PENSAMENTO PLURAL Ciência sob cerco: entre a neutralidade e a armadilha política, por Palmarí de Lucena

O escritor Palmarí de Lucena postula, em seu comentário, que a “ciência tornou-se alvo político, seja nos EUA, com cortes e ataques sob Trump, seja no Brasil, onde o negacionismo e a desinformação durante a pandemia minaram a saúde pública”. Ainda assim, lembra, o Programa Nacional de Imunizações e instituições como Fiocruz e Butantan mostraram sua força ao conter a COVID-19. “O desafio é blindar a ciência de narrativas ideológicas e reafirmá-la como patrimônio coletivo e essencial à democracia”, complementa. Confira íntegra...

A ciência, antes vista como patrimônio comum, tornou-se alvo preferencial em disputas políticas. Nos Estados Unidos, o governo Trump desfez conselhos de vacinas, cortou bolsas de pesquisa e tentou moldar descobertas ao interesse ideológico. Nesse ambiente, quando cientistas defendem sua autonomia, são acusados de militância; quando se calam, permitem que a narrativa oficial prevaleça. É a armadilha perfeita, que compromete tanto a credibilidade quanto o financiamento da pesquisa.

No Brasil, o fenômeno se repete com consequências devastadoras. Durante a pandemia, o negacionismo e as campanhas de desinformação minaram a saúde pública, retardaram medidas básicas de proteção e estimularam movimentos antivacina que abriram espaço para o retorno de doenças como o sarampo. Ainda assim, a história recente mostra que o país possui instrumentos robustos para enfrentar crises sanitárias. O Programa Nacional de Imunizações, criado em 1973, foi responsável por erradicar a varíola, controlar a poliomielite e manter uma das coberturas vacinais mais altas do mundo por décadas, sendo referência internacional em saúde pública.
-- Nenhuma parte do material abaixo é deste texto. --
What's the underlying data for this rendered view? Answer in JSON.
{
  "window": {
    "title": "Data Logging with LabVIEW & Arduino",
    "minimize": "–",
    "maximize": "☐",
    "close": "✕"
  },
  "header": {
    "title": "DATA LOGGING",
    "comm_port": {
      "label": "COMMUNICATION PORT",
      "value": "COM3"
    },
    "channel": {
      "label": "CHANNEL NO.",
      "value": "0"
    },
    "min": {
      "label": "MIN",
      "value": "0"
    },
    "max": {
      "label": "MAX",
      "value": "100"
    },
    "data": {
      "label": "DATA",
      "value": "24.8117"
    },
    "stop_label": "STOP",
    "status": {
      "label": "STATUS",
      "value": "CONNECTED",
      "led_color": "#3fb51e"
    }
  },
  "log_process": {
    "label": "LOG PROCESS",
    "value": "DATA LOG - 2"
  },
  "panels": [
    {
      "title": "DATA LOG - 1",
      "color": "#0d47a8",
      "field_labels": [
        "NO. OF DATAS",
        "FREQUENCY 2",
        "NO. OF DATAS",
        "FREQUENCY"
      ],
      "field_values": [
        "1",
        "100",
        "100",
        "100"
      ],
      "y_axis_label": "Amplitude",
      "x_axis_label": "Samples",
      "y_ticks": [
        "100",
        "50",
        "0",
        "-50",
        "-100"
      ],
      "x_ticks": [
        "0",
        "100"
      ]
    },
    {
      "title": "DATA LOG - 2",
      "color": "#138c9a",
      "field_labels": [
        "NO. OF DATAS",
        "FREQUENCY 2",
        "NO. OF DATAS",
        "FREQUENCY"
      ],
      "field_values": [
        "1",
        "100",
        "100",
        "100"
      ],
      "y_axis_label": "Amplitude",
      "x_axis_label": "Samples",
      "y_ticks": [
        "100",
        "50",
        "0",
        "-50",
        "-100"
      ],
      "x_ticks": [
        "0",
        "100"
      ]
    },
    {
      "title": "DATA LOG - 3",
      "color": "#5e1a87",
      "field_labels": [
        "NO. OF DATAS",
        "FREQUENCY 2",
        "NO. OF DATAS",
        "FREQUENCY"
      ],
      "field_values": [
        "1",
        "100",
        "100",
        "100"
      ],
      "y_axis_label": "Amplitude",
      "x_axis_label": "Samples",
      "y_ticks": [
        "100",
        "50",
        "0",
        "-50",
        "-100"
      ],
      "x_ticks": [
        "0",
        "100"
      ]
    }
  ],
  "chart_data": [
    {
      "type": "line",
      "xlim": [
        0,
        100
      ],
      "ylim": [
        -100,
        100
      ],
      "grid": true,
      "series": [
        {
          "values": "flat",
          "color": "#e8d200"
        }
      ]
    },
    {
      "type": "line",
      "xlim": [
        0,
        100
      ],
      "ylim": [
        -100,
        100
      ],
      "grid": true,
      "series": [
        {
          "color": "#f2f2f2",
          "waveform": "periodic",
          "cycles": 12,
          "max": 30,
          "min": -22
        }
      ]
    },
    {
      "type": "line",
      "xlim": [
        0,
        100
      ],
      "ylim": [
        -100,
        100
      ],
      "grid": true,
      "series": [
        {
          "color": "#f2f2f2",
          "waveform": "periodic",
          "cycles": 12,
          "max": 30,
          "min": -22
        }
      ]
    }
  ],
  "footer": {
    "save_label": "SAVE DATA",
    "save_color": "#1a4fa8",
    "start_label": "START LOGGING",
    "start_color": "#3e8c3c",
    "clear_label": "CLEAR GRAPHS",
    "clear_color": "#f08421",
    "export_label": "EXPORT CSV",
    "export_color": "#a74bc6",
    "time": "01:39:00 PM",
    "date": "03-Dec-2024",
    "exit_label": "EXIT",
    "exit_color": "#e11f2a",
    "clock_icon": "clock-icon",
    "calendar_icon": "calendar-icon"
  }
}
Esse legado foi crucial durante a pandemia de COVID-19. Apesar da descoordenação inicial e da resistência de setores negacionistas, o Brasil conseguiu frear o avanço da doença com a adoção de medidas sanitárias, como o uso de máscaras e o distanciamento social, e, sobretudo, com a vacinação em larga escala. Fiocruz e Instituto Butantan, pilares da ciência nacional, lideraram a produção e a distribuição de vacinas que salvaram milhões de vidas, reafirmando a importância da ciência e da infraestrutura pública de saúde.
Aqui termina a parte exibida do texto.